Le langage PHP a eu un très grand succès en France. Notre pays est pratiquement le pays du PHP. Du coup, il est plus dur pour des technologies alternatives comme RoR de trouver leur place.
Comment voyez-vous l'année 2008 ?
De plus en plus d'entreprises devraient adopter RoR, entre autres parce qu'il est de plus en plus simple d'intégrer ce langage avec l'existant. Sun par exemple a traduit l'interpréteur Ruby de C vers Java, ce qui a donnée JRuby. C'est une passerelle formidable pour les nombreuses applications d'entreprises écrites en Java, car elle permet d'appeler directement des classes Java à partir de RoR. Des projets analogues existent dans le monde .NET [NDLR : par exemple IronRuby chez Microsoft].
Jusqu'alors, RoR avait plutôt une image de technologie de rupture. Grâce à ces nouveaux développements, cette plate-forme est de plus en plus perçue comme une technologie d'intégration.
Pour quels types d'applications peut-on choisir RoR ?
Ce framework est destiné à tous types d'applications Web, comme les portails ou les interfaces pour bases de données.
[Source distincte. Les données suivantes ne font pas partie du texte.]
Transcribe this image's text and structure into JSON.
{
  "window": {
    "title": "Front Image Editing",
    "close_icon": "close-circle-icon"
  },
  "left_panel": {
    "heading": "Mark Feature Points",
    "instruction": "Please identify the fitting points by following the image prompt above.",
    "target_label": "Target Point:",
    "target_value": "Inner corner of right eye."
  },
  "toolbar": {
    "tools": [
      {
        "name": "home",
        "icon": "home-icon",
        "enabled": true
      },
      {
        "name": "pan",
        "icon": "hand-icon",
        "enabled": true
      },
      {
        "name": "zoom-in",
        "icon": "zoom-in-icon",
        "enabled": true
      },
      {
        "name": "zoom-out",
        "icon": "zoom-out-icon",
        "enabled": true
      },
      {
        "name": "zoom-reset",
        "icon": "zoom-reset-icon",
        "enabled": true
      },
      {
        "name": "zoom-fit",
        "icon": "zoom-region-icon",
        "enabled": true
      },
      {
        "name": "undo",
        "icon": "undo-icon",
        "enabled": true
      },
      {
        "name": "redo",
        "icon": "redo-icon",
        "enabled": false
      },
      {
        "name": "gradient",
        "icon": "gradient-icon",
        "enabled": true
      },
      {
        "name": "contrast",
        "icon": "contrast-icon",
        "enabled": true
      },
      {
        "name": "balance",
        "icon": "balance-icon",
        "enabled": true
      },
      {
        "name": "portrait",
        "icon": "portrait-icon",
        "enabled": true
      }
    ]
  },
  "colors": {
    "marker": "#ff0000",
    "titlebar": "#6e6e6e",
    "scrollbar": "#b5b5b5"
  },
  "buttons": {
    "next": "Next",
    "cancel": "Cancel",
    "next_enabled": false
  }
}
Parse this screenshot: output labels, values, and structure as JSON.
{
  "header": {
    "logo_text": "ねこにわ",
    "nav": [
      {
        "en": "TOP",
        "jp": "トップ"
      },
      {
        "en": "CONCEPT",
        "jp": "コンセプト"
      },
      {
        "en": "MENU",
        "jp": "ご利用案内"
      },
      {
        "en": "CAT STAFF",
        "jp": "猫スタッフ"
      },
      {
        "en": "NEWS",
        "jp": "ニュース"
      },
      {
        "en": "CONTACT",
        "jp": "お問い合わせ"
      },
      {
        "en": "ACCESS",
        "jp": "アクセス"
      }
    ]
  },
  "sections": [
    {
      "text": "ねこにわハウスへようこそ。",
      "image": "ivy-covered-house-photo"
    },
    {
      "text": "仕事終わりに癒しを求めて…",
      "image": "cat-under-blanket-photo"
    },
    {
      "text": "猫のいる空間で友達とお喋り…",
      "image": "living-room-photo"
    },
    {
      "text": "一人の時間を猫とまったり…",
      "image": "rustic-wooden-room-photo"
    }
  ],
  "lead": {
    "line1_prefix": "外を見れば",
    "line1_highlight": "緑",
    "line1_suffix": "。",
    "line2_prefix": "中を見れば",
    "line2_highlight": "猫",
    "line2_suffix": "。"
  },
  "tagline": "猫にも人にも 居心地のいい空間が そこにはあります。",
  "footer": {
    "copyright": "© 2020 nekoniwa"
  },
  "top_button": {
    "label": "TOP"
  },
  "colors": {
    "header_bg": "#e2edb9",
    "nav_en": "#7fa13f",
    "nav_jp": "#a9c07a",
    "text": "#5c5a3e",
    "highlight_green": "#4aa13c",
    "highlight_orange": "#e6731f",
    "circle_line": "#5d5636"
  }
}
Il est particulièrement intéressant pour les nouvelles applications. Dans ce cas, en effet, on tire pleinement avantage des conventions de codage qui sont spécifiques à RoR et qui permettent d'accélérer considérablement le développement. Mais on peut également appliquer RoR à des applications Web existantes.
RoR n'est-il pas trop lent pour une montée en charge en entreprise ?
RoR est largement suffisant pour des déploiements en entreprises. Quand il y a un goulot d'étranglement dans une application, c'est rarement lié au langage, mais plutôt à l'infrastructure technique sous-jacente, comme les serveurs ou les bases de données.